Use `smartmemo retrain` to turn durable feedback into a candidate classifier checkpoint:

```bash
uv run smartmemo --db-path .smartmemo/cache.db retrain \
  --out models/classifier-candidate.pt \
  --validation-data data/validation_pairs.jsonl \
  --seed-data data/fixtures/customer_support_pairs.jsonl \
  --domain customer-support \
  --min-precision 0.95 \
  --promote-to models/classifier-active.pt
```

The command always trains a candidate and writes an auditable
`<checkpoint>.report.json`. Promotion only copies the candidate to `--promote-to` when the
validation gates pass.
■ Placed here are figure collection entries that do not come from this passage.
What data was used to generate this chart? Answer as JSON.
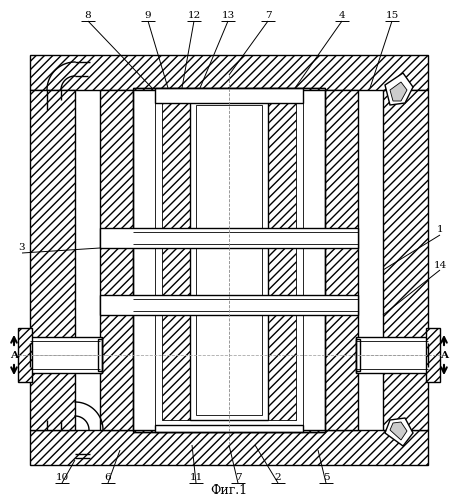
{
  "title": "Фиг.1",
  "bg": "#ffffff",
  "lc": "#000000",
  "fw": 4.58,
  "fh": 5.0,
  "dpi": 100
}
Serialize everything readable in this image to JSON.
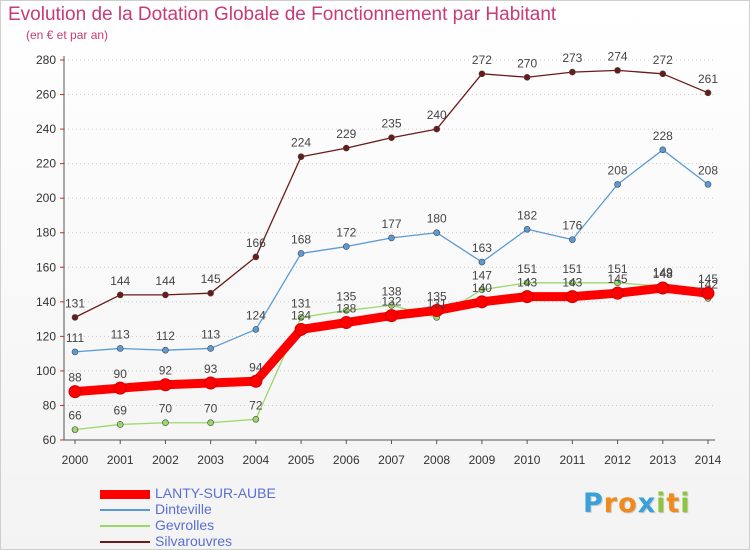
{
  "header": {
    "title": "Evolution de la Dotation Globale de Fonctionnement par Habitant",
    "subtitle": "(en € et par an)"
  },
  "chart_data": {
    "type": "line",
    "title": "Evolution de la Dotation Globale de Fonctionnement par Habitant",
    "subtitle": "(en € et par an)",
    "xlabel": "",
    "ylabel": "",
    "x": [
      "2000",
      "2001",
      "2002",
      "2003",
      "2004",
      "2005",
      "2006",
      "2007",
      "2008",
      "2009",
      "2010",
      "2011",
      "2012",
      "2013",
      "2014"
    ],
    "ylim": [
      60,
      280
    ],
    "yticks": [
      60,
      80,
      100,
      120,
      140,
      160,
      180,
      200,
      220,
      240,
      260,
      280
    ],
    "grid": "horizontal dotted",
    "legend_position": "bottom-left",
    "series": [
      {
        "name": "Silvarouvres",
        "color": "#6b1a1a",
        "values": [
          131,
          144,
          144,
          145,
          166,
          224,
          229,
          235,
          240,
          272,
          270,
          273,
          274,
          272,
          261
        ]
      },
      {
        "name": "Dinteville",
        "color": "#5b9bd5",
        "values": [
          111,
          113,
          112,
          113,
          124,
          168,
          172,
          177,
          180,
          163,
          182,
          176,
          208,
          228,
          208
        ]
      },
      {
        "name": "Gevrolles",
        "color": "#9bd86a",
        "values": [
          66,
          69,
          70,
          70,
          72,
          131,
          135,
          138,
          131,
          147,
          151,
          151,
          151,
          149,
          142
        ]
      },
      {
        "name": "LANTY-SUR-AUBE",
        "color": "#ff0000",
        "values": [
          88,
          90,
          92,
          93,
          94,
          124,
          128,
          132,
          135,
          140,
          143,
          143,
          145,
          148,
          145
        ]
      }
    ]
  },
  "legend": {
    "items": [
      {
        "label": "LANTY-SUR-AUBE",
        "color": "#ff0000"
      },
      {
        "label": "Dinteville",
        "color": "#5b9bd5"
      },
      {
        "label": "Gevrolles",
        "color": "#9bd86a"
      },
      {
        "label": "Silvarouvres",
        "color": "#6b1a1a"
      }
    ]
  },
  "logo": {
    "letters": [
      {
        "ch": "P",
        "color": "#3aa0d8"
      },
      {
        "ch": "r",
        "color": "#f08a1c"
      },
      {
        "ch": "o",
        "color": "#f08a1c"
      },
      {
        "ch": "x",
        "color": "#3aa0d8"
      },
      {
        "ch": "i",
        "color": "#8cc63f"
      },
      {
        "ch": "t",
        "color": "#f08a1c"
      },
      {
        "ch": "i",
        "color": "#8cc63f"
      }
    ]
  }
}
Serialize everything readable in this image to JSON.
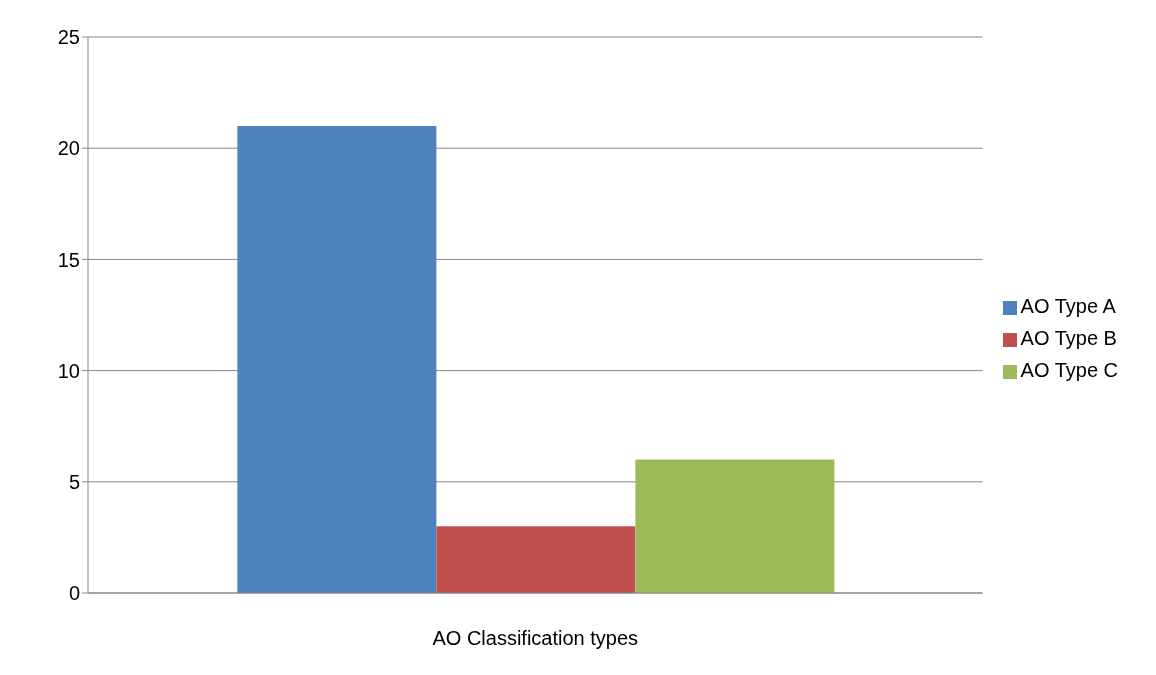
{
  "chart_data": {
    "type": "bar",
    "categories": [
      "AO Classification types"
    ],
    "series": [
      {
        "name": "AO Type A",
        "color": "#4f81bd",
        "values": [
          21
        ]
      },
      {
        "name": "AO Type B",
        "color": "#c0504d",
        "values": [
          3
        ]
      },
      {
        "name": "AO Type C",
        "color": "#9bbb59",
        "values": [
          6
        ]
      }
    ],
    "ylim": [
      0,
      25
    ],
    "yticks": [
      0,
      5,
      10,
      15,
      20,
      25
    ],
    "grid": "y",
    "legend": "right"
  }
}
SmartMemo does not run background retraining or automatically reload
classifiers at runtime.

## Release

Version `0.1.0` is configured for PyPI as `smartmemo`. The repository publishes through
GitHub Actions trusted publishing from `.github/workflows/publish-pypi.yml` with the
`pypi` environment.

```bash
git tag v0.1.0
git push origin v0.1.0
```

That tag builds the source distribution and wheel, then uploads them to PyPI.